Cannabinoid receptor variant may be therapeutic target in pediatric IBD

A functional variant, Q63R, in cannabinoid receptor type 2 (CB2) contributes to pediatric inflammatory bowel disease (IBD) susceptibility, particularly Crohn’s disease (CD), Italian investigators have found.

Impaired functionality of the CB2 receptor may dampen suppression of activated macrophages and stimulate the secretion of proinflammatory cytokines to exacerbate intestinal inflammation and worsen IBD, they proposed.

“Taken together, our data point toward the involvement of the CB2 receptor in the pathogenesis and clinical features of pediatric IBD,” the researchers wrote in the Journal of Clinical Gastroenterology. The findings point to a potential therapeutic target, they added.

For this study, the investigators genotyped a cohort of 217 children with IBD (112 with CD and 105 with ulcerative colitis [UC]) and 600 controls for the CB2-Q63R variant. The genotype frequency for the CB2-Q63R variant was significantly different in the IBD children compared with the controls (P=0.0006), both for children with CD (P=0.00005) and those with UC (P=0.03), reported first author Caterina Strisciuglio, MD, PhD, Second University of Naples, Caserta, Italy, and colleagues.

The researchers also found a high prevalence (50%) of the GG/GG genotype in IBD children with the CB2-Q63R variant compared with controls (32%).

Separately, the RR genotype was significantly overrepresented, with increased susceptibility to IBD (OR 1.82, P=0.0002), CD (OR 2.02, P=0.001), and UC (OR 1.63, P=0.02) for RR homozygous subjects. The risk for developing CD was significantly higher (OR 6.92, P=0.0002) with the presence of at least one GG-allele (homozygous RR plus heterozygous QR vs QQ subjects).

In both children with CD and UC, the R63 variant was strongly associated with moderate-to-severe activity of the disease at diagnosis, as determined by scores on the Pediatric Crohn’s Disease Activity Index and the Pediatric UC Activity Index (PUCAI).

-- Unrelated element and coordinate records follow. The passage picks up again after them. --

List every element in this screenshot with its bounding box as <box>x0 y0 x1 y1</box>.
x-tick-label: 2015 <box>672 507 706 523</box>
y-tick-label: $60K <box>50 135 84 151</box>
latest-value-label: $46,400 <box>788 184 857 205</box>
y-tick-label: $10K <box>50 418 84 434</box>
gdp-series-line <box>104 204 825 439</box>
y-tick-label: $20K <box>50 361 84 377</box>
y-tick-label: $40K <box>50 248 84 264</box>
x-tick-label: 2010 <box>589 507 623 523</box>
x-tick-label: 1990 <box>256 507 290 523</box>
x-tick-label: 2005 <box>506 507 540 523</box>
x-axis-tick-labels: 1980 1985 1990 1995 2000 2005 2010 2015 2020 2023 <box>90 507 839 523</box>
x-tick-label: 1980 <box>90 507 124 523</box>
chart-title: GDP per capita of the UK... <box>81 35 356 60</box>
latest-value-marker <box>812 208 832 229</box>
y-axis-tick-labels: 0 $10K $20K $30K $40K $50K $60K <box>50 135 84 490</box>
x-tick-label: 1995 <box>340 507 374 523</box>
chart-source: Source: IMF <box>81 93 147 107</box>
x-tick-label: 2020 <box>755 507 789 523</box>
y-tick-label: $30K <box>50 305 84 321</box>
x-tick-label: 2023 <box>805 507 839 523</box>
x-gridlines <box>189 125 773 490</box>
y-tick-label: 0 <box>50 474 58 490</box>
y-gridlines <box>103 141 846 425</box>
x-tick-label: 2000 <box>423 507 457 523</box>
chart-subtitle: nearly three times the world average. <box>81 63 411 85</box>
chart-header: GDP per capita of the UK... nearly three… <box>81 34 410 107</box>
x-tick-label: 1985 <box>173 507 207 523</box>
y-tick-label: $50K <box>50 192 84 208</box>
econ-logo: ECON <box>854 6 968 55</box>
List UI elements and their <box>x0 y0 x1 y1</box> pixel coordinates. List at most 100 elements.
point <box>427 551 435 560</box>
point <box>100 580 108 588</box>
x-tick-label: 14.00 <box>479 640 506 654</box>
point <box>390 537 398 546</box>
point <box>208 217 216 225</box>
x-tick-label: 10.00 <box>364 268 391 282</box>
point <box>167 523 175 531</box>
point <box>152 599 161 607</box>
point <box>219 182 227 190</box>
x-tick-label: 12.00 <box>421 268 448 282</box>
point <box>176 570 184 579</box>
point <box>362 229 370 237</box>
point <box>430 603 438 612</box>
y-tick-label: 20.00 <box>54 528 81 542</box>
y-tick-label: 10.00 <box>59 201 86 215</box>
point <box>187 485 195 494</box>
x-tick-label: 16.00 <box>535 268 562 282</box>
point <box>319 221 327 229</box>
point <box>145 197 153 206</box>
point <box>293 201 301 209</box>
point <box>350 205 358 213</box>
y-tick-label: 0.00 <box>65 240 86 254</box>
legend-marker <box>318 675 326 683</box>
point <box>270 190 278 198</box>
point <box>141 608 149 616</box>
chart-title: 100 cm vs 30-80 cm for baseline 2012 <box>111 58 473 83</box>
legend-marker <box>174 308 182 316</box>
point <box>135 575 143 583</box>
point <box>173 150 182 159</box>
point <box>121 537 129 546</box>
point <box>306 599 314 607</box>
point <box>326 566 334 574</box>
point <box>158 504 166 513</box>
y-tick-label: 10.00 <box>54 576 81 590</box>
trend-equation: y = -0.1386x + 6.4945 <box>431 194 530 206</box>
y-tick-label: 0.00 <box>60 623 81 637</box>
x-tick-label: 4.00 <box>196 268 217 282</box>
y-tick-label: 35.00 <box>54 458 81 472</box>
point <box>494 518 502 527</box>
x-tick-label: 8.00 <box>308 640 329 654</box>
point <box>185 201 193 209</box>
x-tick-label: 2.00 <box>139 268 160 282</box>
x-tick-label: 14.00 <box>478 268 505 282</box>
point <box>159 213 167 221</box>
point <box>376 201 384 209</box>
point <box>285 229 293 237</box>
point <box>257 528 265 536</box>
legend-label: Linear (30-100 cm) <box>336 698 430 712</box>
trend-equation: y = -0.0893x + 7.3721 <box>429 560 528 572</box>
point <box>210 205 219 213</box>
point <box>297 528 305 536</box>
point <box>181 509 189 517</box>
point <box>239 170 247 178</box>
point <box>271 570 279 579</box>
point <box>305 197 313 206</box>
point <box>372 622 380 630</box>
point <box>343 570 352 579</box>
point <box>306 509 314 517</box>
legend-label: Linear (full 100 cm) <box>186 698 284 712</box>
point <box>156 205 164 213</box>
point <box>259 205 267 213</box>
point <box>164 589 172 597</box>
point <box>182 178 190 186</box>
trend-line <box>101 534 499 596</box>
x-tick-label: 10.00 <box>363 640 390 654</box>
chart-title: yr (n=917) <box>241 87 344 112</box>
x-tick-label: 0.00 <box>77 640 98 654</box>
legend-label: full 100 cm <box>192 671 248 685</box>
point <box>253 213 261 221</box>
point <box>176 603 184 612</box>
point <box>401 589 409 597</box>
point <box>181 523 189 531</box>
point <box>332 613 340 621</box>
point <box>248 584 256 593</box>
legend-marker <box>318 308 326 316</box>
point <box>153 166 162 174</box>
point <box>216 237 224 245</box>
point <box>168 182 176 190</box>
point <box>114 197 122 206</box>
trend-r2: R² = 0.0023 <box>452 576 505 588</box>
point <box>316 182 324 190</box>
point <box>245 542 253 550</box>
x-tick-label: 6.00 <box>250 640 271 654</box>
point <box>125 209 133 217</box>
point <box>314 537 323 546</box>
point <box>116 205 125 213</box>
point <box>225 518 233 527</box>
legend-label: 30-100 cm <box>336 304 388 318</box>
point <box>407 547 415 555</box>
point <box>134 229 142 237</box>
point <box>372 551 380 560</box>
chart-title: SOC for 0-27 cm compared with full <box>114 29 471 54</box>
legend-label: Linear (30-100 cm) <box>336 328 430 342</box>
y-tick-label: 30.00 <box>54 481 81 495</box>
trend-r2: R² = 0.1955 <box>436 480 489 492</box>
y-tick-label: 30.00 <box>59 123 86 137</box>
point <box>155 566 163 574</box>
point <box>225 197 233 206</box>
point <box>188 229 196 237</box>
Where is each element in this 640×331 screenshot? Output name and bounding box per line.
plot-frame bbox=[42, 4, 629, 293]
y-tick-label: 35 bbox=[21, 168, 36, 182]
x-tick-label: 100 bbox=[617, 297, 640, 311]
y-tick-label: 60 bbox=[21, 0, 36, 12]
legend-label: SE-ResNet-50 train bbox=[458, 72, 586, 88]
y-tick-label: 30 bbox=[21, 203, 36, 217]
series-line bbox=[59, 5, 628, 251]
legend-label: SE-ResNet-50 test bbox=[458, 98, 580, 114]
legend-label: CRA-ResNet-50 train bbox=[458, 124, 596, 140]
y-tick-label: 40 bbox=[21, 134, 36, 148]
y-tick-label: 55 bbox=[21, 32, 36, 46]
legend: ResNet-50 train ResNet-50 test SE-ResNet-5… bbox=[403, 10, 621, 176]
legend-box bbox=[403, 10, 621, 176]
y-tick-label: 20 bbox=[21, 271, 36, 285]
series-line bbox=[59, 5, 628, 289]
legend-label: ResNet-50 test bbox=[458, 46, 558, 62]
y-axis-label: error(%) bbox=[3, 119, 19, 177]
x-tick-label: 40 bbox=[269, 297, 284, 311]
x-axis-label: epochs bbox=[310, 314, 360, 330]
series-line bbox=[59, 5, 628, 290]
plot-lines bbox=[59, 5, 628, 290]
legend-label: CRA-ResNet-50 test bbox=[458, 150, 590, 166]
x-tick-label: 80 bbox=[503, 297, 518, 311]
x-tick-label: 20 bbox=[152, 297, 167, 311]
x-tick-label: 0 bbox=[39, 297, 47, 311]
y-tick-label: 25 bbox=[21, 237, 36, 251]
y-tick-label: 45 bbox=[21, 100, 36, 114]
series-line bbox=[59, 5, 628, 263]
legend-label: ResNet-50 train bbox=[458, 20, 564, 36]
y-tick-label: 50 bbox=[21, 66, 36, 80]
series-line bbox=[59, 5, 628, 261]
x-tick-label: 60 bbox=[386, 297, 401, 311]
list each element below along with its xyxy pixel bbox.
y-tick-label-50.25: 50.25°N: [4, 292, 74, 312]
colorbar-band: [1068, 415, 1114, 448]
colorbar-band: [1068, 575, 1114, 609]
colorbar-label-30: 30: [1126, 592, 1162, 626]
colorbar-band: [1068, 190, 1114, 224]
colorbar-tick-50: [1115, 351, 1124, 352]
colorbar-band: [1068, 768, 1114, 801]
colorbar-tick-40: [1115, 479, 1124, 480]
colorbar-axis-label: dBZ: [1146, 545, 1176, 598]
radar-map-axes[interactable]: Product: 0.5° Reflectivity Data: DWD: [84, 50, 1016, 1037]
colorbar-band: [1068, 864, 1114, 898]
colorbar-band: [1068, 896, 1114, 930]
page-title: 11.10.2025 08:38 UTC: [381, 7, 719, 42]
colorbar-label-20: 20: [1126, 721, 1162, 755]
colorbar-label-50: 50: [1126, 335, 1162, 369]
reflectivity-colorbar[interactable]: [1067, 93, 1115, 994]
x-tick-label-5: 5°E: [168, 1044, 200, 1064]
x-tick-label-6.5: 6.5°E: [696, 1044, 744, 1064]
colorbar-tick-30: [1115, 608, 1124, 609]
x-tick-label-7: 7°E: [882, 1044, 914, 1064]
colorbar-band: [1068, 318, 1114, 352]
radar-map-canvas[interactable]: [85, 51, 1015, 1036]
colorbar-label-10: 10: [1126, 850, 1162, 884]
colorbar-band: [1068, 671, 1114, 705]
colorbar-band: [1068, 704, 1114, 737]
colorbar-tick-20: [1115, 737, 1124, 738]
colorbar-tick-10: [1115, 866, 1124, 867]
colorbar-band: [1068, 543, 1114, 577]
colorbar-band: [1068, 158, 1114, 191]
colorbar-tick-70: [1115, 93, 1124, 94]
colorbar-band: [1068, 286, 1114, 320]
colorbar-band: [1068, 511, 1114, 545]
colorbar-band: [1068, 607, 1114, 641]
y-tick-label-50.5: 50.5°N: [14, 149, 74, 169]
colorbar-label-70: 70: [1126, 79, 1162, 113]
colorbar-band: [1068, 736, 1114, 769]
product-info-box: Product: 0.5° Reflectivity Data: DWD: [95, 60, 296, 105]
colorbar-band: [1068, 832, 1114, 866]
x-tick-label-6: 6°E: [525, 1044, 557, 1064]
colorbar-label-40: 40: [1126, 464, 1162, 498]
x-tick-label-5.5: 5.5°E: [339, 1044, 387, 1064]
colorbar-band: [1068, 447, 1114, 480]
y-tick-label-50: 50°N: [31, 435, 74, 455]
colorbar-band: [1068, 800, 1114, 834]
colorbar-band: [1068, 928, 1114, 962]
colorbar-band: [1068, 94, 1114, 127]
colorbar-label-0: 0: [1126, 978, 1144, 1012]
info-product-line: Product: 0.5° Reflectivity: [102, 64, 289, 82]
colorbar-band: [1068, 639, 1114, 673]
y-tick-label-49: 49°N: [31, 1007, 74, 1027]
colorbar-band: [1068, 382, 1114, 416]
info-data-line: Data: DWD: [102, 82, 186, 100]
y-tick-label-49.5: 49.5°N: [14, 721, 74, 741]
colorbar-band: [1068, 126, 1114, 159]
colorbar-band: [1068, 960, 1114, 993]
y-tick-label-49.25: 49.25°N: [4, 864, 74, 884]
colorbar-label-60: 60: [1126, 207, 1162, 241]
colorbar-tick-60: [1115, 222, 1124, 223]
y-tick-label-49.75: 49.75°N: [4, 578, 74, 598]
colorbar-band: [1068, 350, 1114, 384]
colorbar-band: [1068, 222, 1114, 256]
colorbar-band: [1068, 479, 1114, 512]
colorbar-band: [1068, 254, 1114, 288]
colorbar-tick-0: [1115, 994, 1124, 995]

“Moreover, in UC patients, the CB2-R63 variant was associated with a higher incidence of early clinical relapse, and homozygous RR patients showed a three-fold increased risk of presenting with a PUCAI score >35 at diagnosis (P=0.01), further suggesting an association with a more severe phenotype of the disease,” the investigators noted.

On multivariate logistic regression, all of the clinical features of UC related to the CB2 risk allele were still significantly associated with the variant (P=0.001).

These findings “support the concept that the CB2 receptor on immune effector cells may represent a potential target for selective CB2 agonist therapies, which could suppress proinflammatory and immune responses,” they wrote. “The fact that there is a CB2 stimulating compound already in clinical practice makes us more confident that this may be a new therapeutic option and a viable type of intervention in IBD.”

The increased incidence of IBD in childhood signifies the importance of this research, the investigators noted. “In a pediatric population with IBD, genetic susceptibility could be greater than environmental exposure and could influence a more severe disease course, making genetic investigations in pediatric IBD populations rewarding,” they wrote. 

They called for additional study to understand how the Q63R variant contributes to pediatric IBD susceptibility, and whether this variant represents a new disease marker.